Birds of New Zealand
This is the reason New Zealand is the home of so many flightless birds. With no natural predators around to worry about, birds were able to evolve differently. This meant less need to fly and they were able to find their niche on the ground!
Unfortunately for this reason many species are became endangered after the arrival of non-native animals. The introduction of possums, rats and other rodents left these birds vulnerable and their numbers are sadly dropping. Luckily many conservational groups are doing all they can to solve this problem.
Kiwi - is the most famous bird of New Zealand. It is probably the most well know symbol of the country, In fact New Zealanders are affectionately known as 'kiwis'. It is a small, brown flightless bird with a long beak, which it uses to dig up worms and insects from the soil. It is nocturnal and because of this it is very difficult to see one in the wild.
Other typical birds are the Kea, a curious mountain bird, the Tui with its beautiful song and the Pukekoe amongst others.
New Zealand Sports
Cricket - is the most popular summer sport in New Zealand. A kiwi tradition is to fill a chilly bin with beers and go down to the stadium to watch a match. Each match is very long, with test matches lasting up to 5 days! It is very popular in other commonwealth countries such as Australia, India, Pakistan and England. The New Zealand team is always competitive but highly inconsistent.
Rugby Union - is by far the country's most popular sport. The national team are known as the All Blacks and are famous worldwide. They are considered to be the best team in the world however they have only won the world cup once in 1987. Before each match the team perform a 'haka' which is a traditional Maori war dance intended to intimidate the opposition. As with all sports New Zealand has a bitter rivalry with Australia and every year they play each other in a series called the Bledisloe shield.
Rugby league - This sport is a variation of rugby and although it is played in very few countries it is highly popular in New Zealand. New Zealand has a team that plays in the Australian competition and they have a large fan base. Recently New Zealand won the World Cup for the first time beating arch rivals and favorites, Australia in the final to many people's disbelief.
Netball - is by far the most female sport in New Zealand and is played by women of all ages. It is an extremely fast paced and very skilful sport and like cricket it is most popular in the countries of the Commonwealth. Whilst Australia are the current world champions their intense rivalry with New Zealand has meant that both countries have held this title in recent years.

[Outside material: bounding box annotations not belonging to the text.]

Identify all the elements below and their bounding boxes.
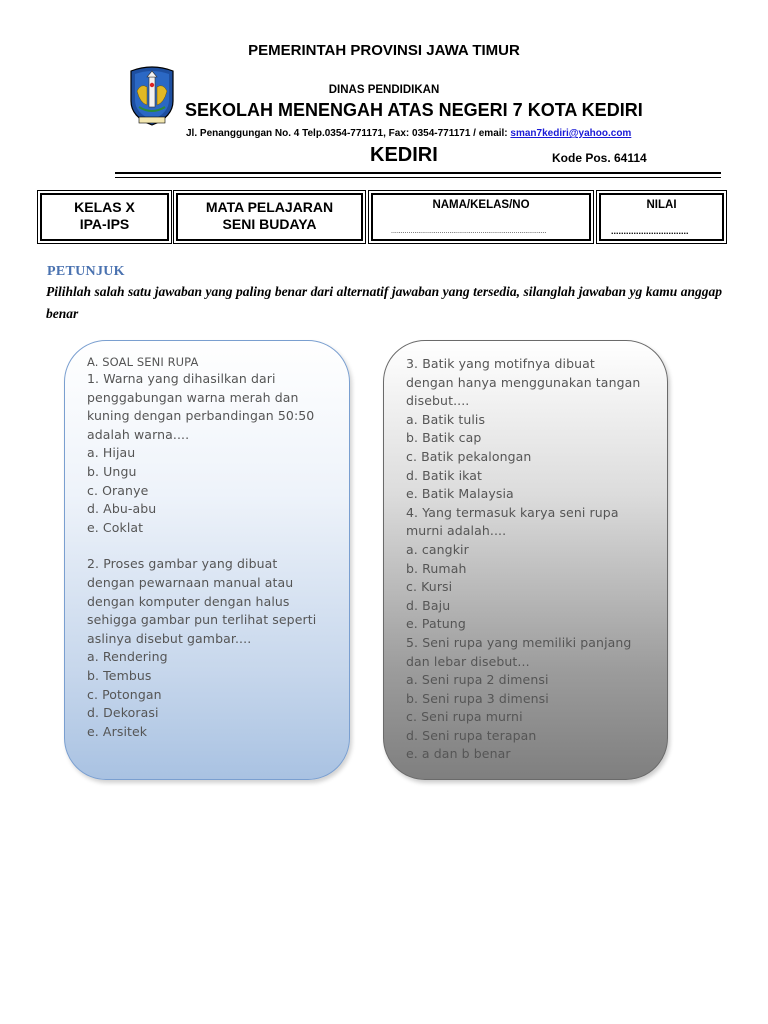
question-3-option[interactable]: a. Batik tulis [406,411,486,427]
question-1-line: kuning dengan perbandingan 50:50 [87,408,315,424]
question-4-option[interactable]: c. Kursi [406,579,453,595]
question-2-option[interactable]: e. Arsitek [87,723,148,739]
department-name: DINAS PENDIDIKAN [328,84,440,96]
section-title: A. SOAL SENI RUPA [87,355,199,369]
question-5-option[interactable]: c. Seni rupa murni [406,709,523,725]
school-name: SEKOLAH MENENGAH ATAS NEGERI 7 KOTA KEDIRI [185,100,643,120]
east-java-emblem-logo [127,65,177,127]
questions-panel-left [64,340,350,780]
question-4-line: 4. Yang termasuk karya seni rupa [406,504,619,520]
city-name: KEDIRI [370,144,438,166]
question-2-option[interactable]: b. Tembus [87,667,152,683]
name-class-number-box [368,190,594,244]
header-divider-thick [115,172,721,174]
instructions-heading: PETUNJUK [47,264,125,279]
question-3-line: dengan hanya menggunakan tangan [406,374,641,390]
name-class-number-blank[interactable]: ................................................................................ [391,228,547,235]
question-3-line: 3. Batik yang motifnya dibuat [406,356,595,371]
subject-label: MATA PELAJARAN [205,199,334,215]
question-1-option[interactable]: a. Hijau [87,445,136,461]
question-3-option[interactable]: b. Batik cap [406,430,482,446]
question-5-line: 5. Seni rupa yang memiliki panjang [406,634,632,650]
question-1-option[interactable]: d. Abu-abu [87,501,157,517]
email-link[interactable]: sman7kediri@yahoo.com [510,128,632,139]
question-4-option[interactable]: b. Rumah [406,560,467,576]
question-1-line: adalah warna.... [87,426,190,442]
header-divider-thin [115,177,721,178]
question-4-line: murni adalah.... [406,523,507,539]
name-class-number-label: NAMA/KELAS/NO [432,199,530,211]
questions-panel-right [383,340,668,780]
instructions-text: Pilihlah salah satu jawaban yang paling benar dari alternatif jawaban yang tersedia, silanglah jawaban yg kamu anggap benar [46,284,722,321]
question-3-option[interactable]: d. Batik ikat [406,467,483,483]
government-name: PEMERINTAH PROVINSI JAWA TIMUR [248,42,520,59]
question-5-option[interactable]: e. a dan b benar [406,746,511,762]
question-1-option[interactable]: c. Oranye [87,482,149,498]
question-2-line: dengan pewarnaan manual atau [87,574,294,590]
question-4-option[interactable]: e. Patung [406,616,466,632]
question-3-option[interactable]: c. Batik pekalongan [406,448,532,464]
question-5-option[interactable]: b. Seni rupa 3 dimensi [406,690,549,706]
question-1-option[interactable]: b. Ungu [87,463,137,479]
class-program: IPA-IPS [79,216,130,232]
question-5-option[interactable]: d. Seni rupa terapan [406,727,537,743]
question-4-option[interactable]: a. cangkir [406,541,469,557]
question-3-line: disebut.... [406,393,470,409]
question-5-option[interactable]: a. Seni rupa 2 dimensi [406,672,549,688]
question-1-line: penggabungan warna merah dan [87,389,299,405]
question-2-line: 2. Proses gambar yang dibuat [87,556,278,572]
question-1-line: 1. Warna yang dihasilkan dari [87,371,276,386]
score-blank[interactable]: ............................... [611,226,689,236]
question-4-option[interactable]: d. Baju [406,597,451,613]
subject-name: SENI BUDAYA [222,216,317,232]
question-5-line: dan lebar disebut... [406,653,530,669]
class-box [37,190,172,244]
question-2-line: dengan komputer dengan halus [87,593,290,609]
class-label: KELAS X [74,199,135,215]
question-3-option[interactable]: e. Batik Malaysia [406,486,514,502]
question-1-option[interactable]: e. Coklat [87,519,144,535]
question-2-option[interactable]: a. Rendering [87,649,168,665]
score-box [596,190,727,244]
school-address [186,128,631,139]
question-2-option[interactable]: c. Potongan [87,686,162,702]
postal-code: Kode Pos. 64114 [552,151,647,165]
address-text: Jl. Penanggungan No. 4 Telp.0354-771171, Fax: 0354-771171 / email: [186,128,511,139]
question-2-option[interactable]: d. Dekorasi [87,705,159,721]
score-label: NILAI [646,199,677,211]
question-2-line: aslinya disebut gambar.... [87,630,252,646]
question-2-line: sehigga gambar pun terlihat seperti [87,612,317,628]
subject-box [173,190,366,244]
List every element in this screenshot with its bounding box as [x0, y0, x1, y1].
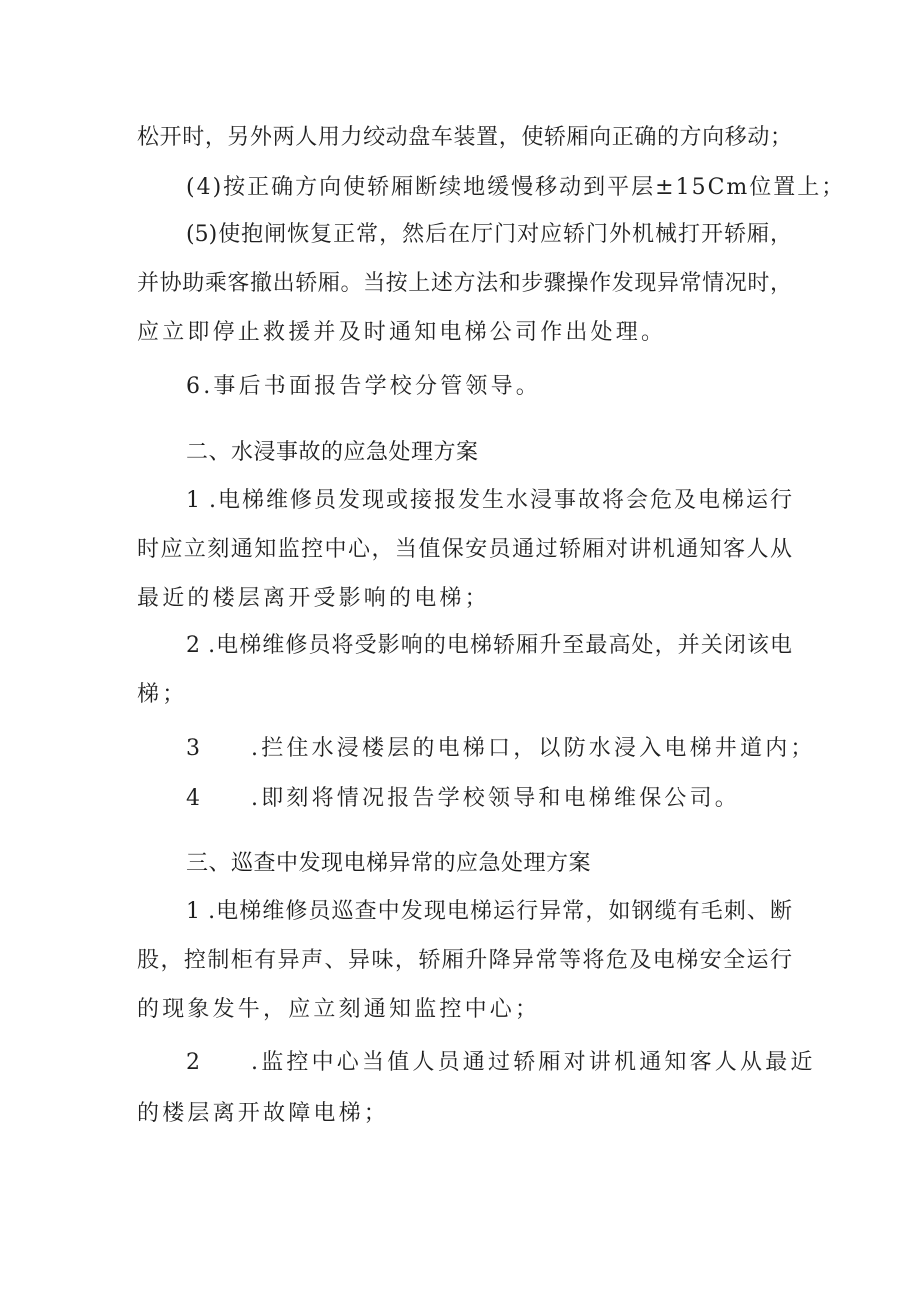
paragraph-line: 时应立刻通知监控中心，当值保安员通过轿厢对讲机通知客人从: [137, 537, 792, 562]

The Maori are the indigenous people of New Zealand. When the English settlers arrived in the country there was no conquest as occurred in other parts of the world, instead a treaty was signed between the English and Maori, which is still recognized and respected to this day. The Maori people have a rich culture and are well know for their artwork, craftwork, dance and language. These factors are very attractive to tourists and many people visit Maori villages and shows while they are in the country. Maori tattoos are also very popular, and several celebrities including singers Robbie Williams and Ben Harper have chosen Maori designs.